Property investors have spent billions of dollars on apartment buildings for what has been one of the most reliably profitable bets in New York City real estate: converting rent-regulated apartments to market-rate units.
But New York’s new rent law may be putting an end to that business, causing financial stress for the companies that own these buildings.
The new laws could cause the values of rent-stabilized apartment buildings to drop 20% to 45%, depending on their current rent rolls, several brokers and investors said. That would leave many properties worth less than their mortgages and put building owners at risk of default.
“It’s all over,” said Lazer Sternhell, a real-estate investor and broker of rent-regulated properties in New York. “You can’t raise the rents. You can’t deregulate.”
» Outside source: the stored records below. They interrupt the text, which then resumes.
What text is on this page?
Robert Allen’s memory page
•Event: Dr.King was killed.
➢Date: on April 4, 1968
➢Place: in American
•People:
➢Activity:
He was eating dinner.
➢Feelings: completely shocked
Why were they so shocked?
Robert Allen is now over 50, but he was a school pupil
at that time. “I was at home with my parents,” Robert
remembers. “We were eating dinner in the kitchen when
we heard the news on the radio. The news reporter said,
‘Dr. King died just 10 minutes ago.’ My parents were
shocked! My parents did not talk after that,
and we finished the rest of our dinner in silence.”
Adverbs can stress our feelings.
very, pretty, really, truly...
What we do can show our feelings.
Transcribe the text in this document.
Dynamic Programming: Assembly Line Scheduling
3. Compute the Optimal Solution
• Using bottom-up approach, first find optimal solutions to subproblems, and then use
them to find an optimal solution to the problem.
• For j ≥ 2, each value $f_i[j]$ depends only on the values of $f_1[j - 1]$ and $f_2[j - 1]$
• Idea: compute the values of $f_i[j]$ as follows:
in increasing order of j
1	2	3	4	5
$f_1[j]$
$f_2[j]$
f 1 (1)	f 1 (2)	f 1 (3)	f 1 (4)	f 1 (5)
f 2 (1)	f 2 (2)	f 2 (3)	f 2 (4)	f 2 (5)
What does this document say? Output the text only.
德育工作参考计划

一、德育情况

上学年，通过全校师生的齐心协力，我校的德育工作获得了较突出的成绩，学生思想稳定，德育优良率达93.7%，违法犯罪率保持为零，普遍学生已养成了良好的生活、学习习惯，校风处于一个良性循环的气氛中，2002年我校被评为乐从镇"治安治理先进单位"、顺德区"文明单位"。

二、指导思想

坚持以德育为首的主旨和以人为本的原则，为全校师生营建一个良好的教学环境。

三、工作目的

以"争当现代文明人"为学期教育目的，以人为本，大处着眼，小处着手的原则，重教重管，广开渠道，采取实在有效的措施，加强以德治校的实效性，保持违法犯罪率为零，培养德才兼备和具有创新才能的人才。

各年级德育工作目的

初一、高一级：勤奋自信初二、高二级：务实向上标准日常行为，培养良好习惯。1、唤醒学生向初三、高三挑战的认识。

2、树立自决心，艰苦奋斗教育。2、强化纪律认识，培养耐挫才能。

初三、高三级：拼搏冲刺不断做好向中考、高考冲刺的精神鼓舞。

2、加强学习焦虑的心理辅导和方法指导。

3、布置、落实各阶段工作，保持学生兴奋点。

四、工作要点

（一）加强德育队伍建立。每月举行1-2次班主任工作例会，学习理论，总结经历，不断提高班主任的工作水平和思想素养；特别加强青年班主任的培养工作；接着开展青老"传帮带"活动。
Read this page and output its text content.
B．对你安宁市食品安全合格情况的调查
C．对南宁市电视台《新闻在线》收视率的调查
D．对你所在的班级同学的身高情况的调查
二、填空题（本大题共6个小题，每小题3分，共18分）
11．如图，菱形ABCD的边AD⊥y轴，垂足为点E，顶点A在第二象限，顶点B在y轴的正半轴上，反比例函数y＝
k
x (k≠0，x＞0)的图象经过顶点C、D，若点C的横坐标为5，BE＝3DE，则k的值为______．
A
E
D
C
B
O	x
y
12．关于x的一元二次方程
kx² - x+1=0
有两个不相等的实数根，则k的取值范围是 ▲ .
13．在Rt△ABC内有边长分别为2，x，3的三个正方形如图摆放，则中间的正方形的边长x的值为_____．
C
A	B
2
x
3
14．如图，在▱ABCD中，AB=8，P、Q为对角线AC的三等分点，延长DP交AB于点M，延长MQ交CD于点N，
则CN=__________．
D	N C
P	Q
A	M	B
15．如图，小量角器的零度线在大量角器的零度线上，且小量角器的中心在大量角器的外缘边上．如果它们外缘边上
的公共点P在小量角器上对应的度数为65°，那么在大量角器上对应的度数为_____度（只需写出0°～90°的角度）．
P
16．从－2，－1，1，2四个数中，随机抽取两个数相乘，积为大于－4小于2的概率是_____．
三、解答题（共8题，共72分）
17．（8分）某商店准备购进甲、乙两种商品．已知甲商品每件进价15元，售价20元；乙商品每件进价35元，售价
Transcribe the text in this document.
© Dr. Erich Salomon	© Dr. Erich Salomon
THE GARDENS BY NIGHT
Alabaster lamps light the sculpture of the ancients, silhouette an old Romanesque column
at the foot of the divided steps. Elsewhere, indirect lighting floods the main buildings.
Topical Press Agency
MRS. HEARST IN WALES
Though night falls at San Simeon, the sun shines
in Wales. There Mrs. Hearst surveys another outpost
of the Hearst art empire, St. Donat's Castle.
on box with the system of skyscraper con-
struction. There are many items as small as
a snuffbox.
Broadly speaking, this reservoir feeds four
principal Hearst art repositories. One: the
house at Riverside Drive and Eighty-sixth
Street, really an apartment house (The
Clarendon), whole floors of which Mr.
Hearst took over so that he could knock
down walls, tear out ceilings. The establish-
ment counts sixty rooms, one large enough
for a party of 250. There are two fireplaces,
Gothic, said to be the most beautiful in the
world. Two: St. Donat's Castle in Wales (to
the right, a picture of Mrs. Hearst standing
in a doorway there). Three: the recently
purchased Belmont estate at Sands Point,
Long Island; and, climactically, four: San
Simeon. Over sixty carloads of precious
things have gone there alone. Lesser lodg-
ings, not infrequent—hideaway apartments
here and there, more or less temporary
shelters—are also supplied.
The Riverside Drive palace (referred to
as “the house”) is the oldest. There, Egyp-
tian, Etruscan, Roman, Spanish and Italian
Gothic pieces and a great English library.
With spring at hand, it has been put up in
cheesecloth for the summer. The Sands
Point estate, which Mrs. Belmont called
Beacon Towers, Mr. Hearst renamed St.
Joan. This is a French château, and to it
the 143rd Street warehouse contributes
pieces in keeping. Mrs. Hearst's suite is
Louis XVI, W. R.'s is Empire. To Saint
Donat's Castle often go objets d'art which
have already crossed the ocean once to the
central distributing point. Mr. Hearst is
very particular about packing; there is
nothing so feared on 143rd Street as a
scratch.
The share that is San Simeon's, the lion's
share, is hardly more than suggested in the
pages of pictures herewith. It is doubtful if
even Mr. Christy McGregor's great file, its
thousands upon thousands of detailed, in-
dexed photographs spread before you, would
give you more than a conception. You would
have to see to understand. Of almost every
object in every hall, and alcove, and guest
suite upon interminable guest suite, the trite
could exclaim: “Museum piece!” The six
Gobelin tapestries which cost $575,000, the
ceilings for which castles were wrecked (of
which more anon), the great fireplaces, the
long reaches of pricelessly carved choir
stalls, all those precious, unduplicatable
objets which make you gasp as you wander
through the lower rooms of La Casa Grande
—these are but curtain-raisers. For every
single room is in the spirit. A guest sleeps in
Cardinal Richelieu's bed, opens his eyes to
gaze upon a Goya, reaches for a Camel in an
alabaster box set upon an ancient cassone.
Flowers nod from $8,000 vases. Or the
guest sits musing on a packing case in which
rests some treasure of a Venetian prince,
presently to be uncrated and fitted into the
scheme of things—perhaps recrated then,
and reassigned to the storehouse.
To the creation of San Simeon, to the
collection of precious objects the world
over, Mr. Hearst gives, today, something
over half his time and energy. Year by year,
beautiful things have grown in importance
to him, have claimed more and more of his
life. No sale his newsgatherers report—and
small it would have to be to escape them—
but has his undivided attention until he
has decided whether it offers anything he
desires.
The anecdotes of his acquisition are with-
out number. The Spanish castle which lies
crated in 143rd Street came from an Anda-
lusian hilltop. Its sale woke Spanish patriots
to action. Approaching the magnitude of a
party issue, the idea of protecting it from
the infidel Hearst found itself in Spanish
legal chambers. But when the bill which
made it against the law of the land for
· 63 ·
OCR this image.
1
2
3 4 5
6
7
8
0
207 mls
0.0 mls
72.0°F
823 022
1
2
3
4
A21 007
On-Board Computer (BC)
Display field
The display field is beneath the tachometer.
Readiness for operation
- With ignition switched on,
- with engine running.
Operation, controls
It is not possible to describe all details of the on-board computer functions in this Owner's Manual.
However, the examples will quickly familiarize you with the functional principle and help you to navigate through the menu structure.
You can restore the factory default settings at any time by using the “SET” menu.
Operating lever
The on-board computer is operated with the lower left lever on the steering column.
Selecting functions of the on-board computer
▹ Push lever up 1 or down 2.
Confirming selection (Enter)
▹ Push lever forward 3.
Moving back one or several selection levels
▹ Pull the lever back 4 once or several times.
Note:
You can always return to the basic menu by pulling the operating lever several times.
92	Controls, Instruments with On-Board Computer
Exceptions to the city’s longstanding rent-stabilization system enabled landlords to get bigger rent boosts than the small annual increases that the city set at typically less than 5%. With these exceptions, landlords could raise rents by up to 20% after a vacancy, and factor the cost of any improvements made to the apartment into the new rent.
In some cases, landlords were able to remove apartments from price regulation altogether and get market rate for the units—enabling them in some cases to charge hundreds or even thousands of dollars a month more in rent. New York building owners have removed some 300,000 apartments from rent regulation since 1994.
Most of those exceptions are either drastically limited or no longer legal under the new rental law, which went into effect last week.
Asking prices for the sale of regulated buildings are already falling. In one example, a brokerage had previously pitched a partially vacant, 22-unit building in the East Village on the premise that a buyer could eventually double the monthly income from $26,300 to $52,600.
After the rent law passed, the company notified potential investors that they were lowering income expectations and cutting the asking price by 17%, the first of what could be many cuts.
“Every spreadsheet in New York just changed,” said Steven Vegh, a real-estate broker who sells buildings to investors.
Sales of rental buildings in New York reached a peak in 2015 with $19 billion in recorded sales, after which deals eventually declined as interest rates for multifamily loans rose and rents grew more modestly, according to reports from Ariel Property Advisors.
Many investors feared tenant-friendly policy measures would one day mean diminished returns. A few investors bucked this trend and embarked on buying sprees of mostly rent-regulated buildings.
Sugar Hill Capital Partners and A&E Real Estate have both bought large portfolios in Upper Manhattan. One of the most prolific buyers is 36-year-old Isaac Kassirer, chief executive of Emerald EquityGroup . He has acquired more than 3,500 apartments in the past three years, mostly in Upper Manhattan and the Bronx and many of them rent-stabilized.
A building Mr. Kassirer bought in December 2017 contained rent-stabilized units priced 77% under market rates, providing “ample future upside,” according to an investor prospectus circulated at the time.
Some housing advocates say the pursuit of profit through conversion to market rate can come at the expense of existing tenants. Legal Services attorney Marika Dias brought a housing-court action against Mr. Kassirer’s management company on behalf of several tenants in East Harlem. She said she believes a pattern of unsafe and unpermitted interior construction, with large amounts of debris and dust accumulating in common areas, constitutes harassment and intends to drive tenants out to produce vacancies.
“To the extent that Emerald Equity had a business model that was predicated on pushing people out…that business model is no longer supported in the law,” she said.
Mr. Kassirer said most of his apartments are in neighborhoods where free-market rents aren’t meaningfully higher than stabilized rents, and that deregulating units isn’t part of his business model. “I do not harass tenants, ever,” he said.
Some landlords say that the new law will cause buildings to deteriorate. Rent increases based on apartment renovations are now capped at less than $90 a month. Previously, it wasn’t uncommon for a landlord to double the legal rent through these improvements. Many in the real-estate industry now say they simply won’t make substantial repairs and updates to their buildings absent these incentives.
At least one landlord has already said that it would make some major business changes. On Thursday, Sugar Hill, which bought more than 900 apartments just last year, sent out an email explaining that due to new regulations the company “[has] no choice but to effectuate a staff reduction in the immediate future.”
Others are already lining up to buy cheap apartment buildings from desperate investors no longer able to pay off their loans.
“This event will cause foreclosures, which will devalue properties,” Joseph Ficalora, the CEO of
a major financier of rent-stabilized apartments, said at a conference last week. “Those devalued properties represent opportunities for our owners to actually buy into the market at a discount.”
This, he argued, could bring the bank more business.